Early Access

10-KPeriod: FY2015

TRUIST FINANCIAL CORP Annual Report, Year Ended Dec 31, 2015

Filed February 25, 2016For Securities:TFCTFC-POTFC-PRTFC-PI

Summary

Truist Financial Corporation (TFC), formerly BB&T Corporation, reported net income available to common shareholders of $1.936 billion for 2015, a slight decrease from $1.983 billion in 2014. This translated to diluted earnings per share of $2.56, down from $2.72 in the prior year. The company experienced a decline in return on average assets to 1.08% and return on average common equity to 8.34%. The increase in noninterest expense was primarily driven by merger-related and restructuring charges associated with acquisitions, notably Susquehanna Bancshares, Inc., and The Bank of Kentucky Financial Corporation. The bank's strategy continues to focus on organic growth and strategic acquisitions. Management highlighted intense competition within the financial services industry and the pressure from new technologies and evolving consumer preferences as key challenges.

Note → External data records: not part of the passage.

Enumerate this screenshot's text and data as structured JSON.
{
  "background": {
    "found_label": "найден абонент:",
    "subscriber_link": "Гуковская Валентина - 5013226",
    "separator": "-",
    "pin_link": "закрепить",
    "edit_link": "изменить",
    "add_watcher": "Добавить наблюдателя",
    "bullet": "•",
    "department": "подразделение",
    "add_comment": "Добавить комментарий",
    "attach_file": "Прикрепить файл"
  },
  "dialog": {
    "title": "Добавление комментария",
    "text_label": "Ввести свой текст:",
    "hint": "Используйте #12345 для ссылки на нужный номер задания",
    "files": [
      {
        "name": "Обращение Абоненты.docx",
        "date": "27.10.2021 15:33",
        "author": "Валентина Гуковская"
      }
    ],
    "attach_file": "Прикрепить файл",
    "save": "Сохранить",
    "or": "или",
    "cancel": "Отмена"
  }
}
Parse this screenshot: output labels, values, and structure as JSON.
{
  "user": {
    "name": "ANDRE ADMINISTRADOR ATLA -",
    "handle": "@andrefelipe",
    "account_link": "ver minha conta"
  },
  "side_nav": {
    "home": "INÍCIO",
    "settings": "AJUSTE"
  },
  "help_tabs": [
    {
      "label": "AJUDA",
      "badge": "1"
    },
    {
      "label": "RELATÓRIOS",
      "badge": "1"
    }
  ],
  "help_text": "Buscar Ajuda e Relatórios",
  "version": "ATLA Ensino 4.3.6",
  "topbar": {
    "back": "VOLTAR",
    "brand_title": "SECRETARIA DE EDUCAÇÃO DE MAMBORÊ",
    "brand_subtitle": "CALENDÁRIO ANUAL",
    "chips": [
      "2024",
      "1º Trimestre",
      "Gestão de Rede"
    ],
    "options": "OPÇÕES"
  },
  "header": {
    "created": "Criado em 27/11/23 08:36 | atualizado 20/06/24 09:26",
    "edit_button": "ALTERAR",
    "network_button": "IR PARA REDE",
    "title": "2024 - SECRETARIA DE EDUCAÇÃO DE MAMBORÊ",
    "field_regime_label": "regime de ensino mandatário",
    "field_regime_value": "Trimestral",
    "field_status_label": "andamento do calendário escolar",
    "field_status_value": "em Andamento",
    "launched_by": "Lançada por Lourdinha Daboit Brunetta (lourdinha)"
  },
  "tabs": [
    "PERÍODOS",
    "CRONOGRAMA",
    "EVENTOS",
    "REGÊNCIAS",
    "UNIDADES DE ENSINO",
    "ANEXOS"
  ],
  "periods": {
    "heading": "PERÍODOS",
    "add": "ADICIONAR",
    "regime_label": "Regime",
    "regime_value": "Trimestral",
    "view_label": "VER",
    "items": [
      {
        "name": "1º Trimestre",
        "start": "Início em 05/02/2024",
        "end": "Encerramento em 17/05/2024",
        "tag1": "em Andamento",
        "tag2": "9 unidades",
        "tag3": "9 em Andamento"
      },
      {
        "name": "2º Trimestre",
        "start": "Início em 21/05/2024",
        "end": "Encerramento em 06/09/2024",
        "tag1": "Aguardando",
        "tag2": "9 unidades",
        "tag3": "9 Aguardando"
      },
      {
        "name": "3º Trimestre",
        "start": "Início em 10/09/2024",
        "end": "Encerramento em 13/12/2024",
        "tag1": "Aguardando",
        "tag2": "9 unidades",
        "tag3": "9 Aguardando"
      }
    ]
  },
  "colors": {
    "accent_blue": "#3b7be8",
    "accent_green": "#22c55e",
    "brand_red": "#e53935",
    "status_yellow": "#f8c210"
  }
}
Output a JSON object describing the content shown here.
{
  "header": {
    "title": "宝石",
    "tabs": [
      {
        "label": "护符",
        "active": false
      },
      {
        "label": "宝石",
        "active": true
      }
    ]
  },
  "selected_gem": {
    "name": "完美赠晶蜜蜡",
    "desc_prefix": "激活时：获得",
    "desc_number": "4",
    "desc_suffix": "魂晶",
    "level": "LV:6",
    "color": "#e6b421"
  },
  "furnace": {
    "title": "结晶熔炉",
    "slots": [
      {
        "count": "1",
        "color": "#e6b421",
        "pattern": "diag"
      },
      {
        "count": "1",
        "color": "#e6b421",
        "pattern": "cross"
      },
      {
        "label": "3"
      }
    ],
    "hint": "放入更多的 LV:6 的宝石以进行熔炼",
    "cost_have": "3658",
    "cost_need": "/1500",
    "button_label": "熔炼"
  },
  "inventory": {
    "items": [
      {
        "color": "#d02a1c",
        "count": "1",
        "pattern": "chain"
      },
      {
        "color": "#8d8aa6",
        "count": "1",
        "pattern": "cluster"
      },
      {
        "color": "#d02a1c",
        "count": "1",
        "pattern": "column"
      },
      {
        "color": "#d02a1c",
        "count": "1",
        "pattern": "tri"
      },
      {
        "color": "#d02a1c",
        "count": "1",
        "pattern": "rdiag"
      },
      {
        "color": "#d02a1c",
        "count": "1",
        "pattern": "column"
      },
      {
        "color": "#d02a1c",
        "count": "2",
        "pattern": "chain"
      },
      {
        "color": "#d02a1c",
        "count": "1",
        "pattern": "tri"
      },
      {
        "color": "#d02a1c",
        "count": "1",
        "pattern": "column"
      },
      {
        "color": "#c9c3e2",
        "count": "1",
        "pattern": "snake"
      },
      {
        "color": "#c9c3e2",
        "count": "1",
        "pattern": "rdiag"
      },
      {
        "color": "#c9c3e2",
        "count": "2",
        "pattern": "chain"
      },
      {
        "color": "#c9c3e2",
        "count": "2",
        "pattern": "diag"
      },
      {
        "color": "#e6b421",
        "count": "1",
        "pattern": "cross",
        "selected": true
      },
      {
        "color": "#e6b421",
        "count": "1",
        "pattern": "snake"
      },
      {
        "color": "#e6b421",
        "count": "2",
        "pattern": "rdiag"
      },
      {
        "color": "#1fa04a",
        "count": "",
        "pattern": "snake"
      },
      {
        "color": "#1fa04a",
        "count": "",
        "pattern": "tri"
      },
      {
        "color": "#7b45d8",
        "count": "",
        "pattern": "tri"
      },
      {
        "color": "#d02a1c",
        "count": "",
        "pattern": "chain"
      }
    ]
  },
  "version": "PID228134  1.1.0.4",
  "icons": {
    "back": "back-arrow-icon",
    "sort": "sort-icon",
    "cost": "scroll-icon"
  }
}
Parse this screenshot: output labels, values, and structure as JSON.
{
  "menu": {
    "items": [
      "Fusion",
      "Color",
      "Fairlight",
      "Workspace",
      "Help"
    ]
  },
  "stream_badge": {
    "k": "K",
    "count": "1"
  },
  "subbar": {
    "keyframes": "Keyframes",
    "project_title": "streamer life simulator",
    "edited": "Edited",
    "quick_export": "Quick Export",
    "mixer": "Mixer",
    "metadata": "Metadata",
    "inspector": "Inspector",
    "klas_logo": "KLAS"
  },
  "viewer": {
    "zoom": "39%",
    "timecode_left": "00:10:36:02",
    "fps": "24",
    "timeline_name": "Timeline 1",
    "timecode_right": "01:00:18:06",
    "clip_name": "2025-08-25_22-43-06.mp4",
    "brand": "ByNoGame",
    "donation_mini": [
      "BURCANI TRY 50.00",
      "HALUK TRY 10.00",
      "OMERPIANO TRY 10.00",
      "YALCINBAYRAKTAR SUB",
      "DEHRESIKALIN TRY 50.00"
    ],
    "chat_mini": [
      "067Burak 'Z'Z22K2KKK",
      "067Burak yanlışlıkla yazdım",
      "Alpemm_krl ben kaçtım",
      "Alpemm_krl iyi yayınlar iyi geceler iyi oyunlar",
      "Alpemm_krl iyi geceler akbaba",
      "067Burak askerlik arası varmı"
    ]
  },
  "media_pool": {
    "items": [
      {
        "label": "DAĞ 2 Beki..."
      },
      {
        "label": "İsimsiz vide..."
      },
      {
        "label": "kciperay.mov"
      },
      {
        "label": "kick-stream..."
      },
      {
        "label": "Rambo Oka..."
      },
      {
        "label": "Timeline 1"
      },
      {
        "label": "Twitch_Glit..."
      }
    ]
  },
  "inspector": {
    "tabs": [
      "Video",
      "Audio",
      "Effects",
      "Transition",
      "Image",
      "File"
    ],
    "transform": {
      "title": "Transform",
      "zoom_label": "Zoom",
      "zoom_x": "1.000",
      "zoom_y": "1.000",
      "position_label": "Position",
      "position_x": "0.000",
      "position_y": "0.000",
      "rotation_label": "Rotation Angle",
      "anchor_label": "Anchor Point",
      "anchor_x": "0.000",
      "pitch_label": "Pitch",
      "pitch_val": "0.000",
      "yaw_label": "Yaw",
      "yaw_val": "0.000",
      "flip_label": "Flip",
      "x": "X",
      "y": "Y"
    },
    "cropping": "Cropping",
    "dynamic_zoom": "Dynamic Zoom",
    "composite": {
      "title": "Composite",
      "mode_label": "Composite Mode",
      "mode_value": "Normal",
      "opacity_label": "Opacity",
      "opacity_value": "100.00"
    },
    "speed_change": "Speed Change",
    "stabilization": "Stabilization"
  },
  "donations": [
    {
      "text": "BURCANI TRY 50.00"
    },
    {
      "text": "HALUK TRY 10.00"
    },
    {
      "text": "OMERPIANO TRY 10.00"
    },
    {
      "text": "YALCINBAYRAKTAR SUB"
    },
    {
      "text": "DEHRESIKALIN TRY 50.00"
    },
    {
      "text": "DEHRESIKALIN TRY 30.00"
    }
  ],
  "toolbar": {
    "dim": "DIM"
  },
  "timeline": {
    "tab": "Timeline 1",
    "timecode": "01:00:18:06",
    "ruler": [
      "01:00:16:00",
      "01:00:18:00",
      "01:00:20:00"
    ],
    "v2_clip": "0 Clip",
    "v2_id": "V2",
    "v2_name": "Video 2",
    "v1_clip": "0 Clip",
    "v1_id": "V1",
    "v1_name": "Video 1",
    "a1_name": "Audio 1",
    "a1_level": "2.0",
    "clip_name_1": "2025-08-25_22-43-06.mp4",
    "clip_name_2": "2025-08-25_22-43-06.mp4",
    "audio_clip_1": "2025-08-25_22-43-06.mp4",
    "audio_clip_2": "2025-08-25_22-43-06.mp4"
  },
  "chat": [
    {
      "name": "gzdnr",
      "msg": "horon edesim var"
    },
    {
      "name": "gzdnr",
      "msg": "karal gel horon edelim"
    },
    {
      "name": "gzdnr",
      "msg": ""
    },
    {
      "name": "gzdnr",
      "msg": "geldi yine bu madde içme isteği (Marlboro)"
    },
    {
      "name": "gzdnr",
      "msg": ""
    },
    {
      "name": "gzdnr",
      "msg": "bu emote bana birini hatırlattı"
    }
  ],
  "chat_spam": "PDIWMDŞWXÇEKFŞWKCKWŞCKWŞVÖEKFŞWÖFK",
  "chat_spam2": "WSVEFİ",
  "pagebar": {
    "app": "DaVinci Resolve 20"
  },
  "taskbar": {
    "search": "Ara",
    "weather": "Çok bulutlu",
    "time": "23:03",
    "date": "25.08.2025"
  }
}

Despite these challenges, the company maintained a strong capital position, with its Tier 1 risk-based capital ratio at 11.8% and total risk-based capital ratio at 14.3% as of December 31, 2015. The company also paid a quarterly dividend of $0.27 per share, continuing its history of dividend payments since 1903.

Financial Statements
Beta
Interest Expense$735.00M
Net Income$2.12B
EPS (Basic)$2.59
EPS (Diluted)$2.56
Shares Outstanding (Basic)748.01M
Shares Outstanding (Diluted)757.76M

Key Highlights

  • 1Net income available to common shareholders decreased by 2.4% to $1.936 billion.
  • 2Diluted earnings per share declined to $2.56 from $2.72 in the prior year.
  • 3Return on average assets decreased to 1.08%, and return on average common equity decreased to 8.34%.
  • 4Acquisitions, including Susquehanna Bancshares and The Bank of Kentucky, contributed to higher assets and deposits but also increased merger-related and restructuring charges.
  • 5Net interest income increased by 4.0% to $5.7 billion, but the net interest margin (NIM) compressed to 3.32% from 3.42% due to lower loan and security yields.
  • 6Noninterest income saw a record $4.0 billion, driven by insurance income, mortgage banking, and operating leases, although insurance income itself slightly declined.
  • 7Total noninterest expense increased by 7.1% primarily due to higher personnel costs and merger-related charges.
  • 8Asset quality improved, with nonperforming assets (NPAs) declining 9.0% and net charge-offs decreasing by 19.0%.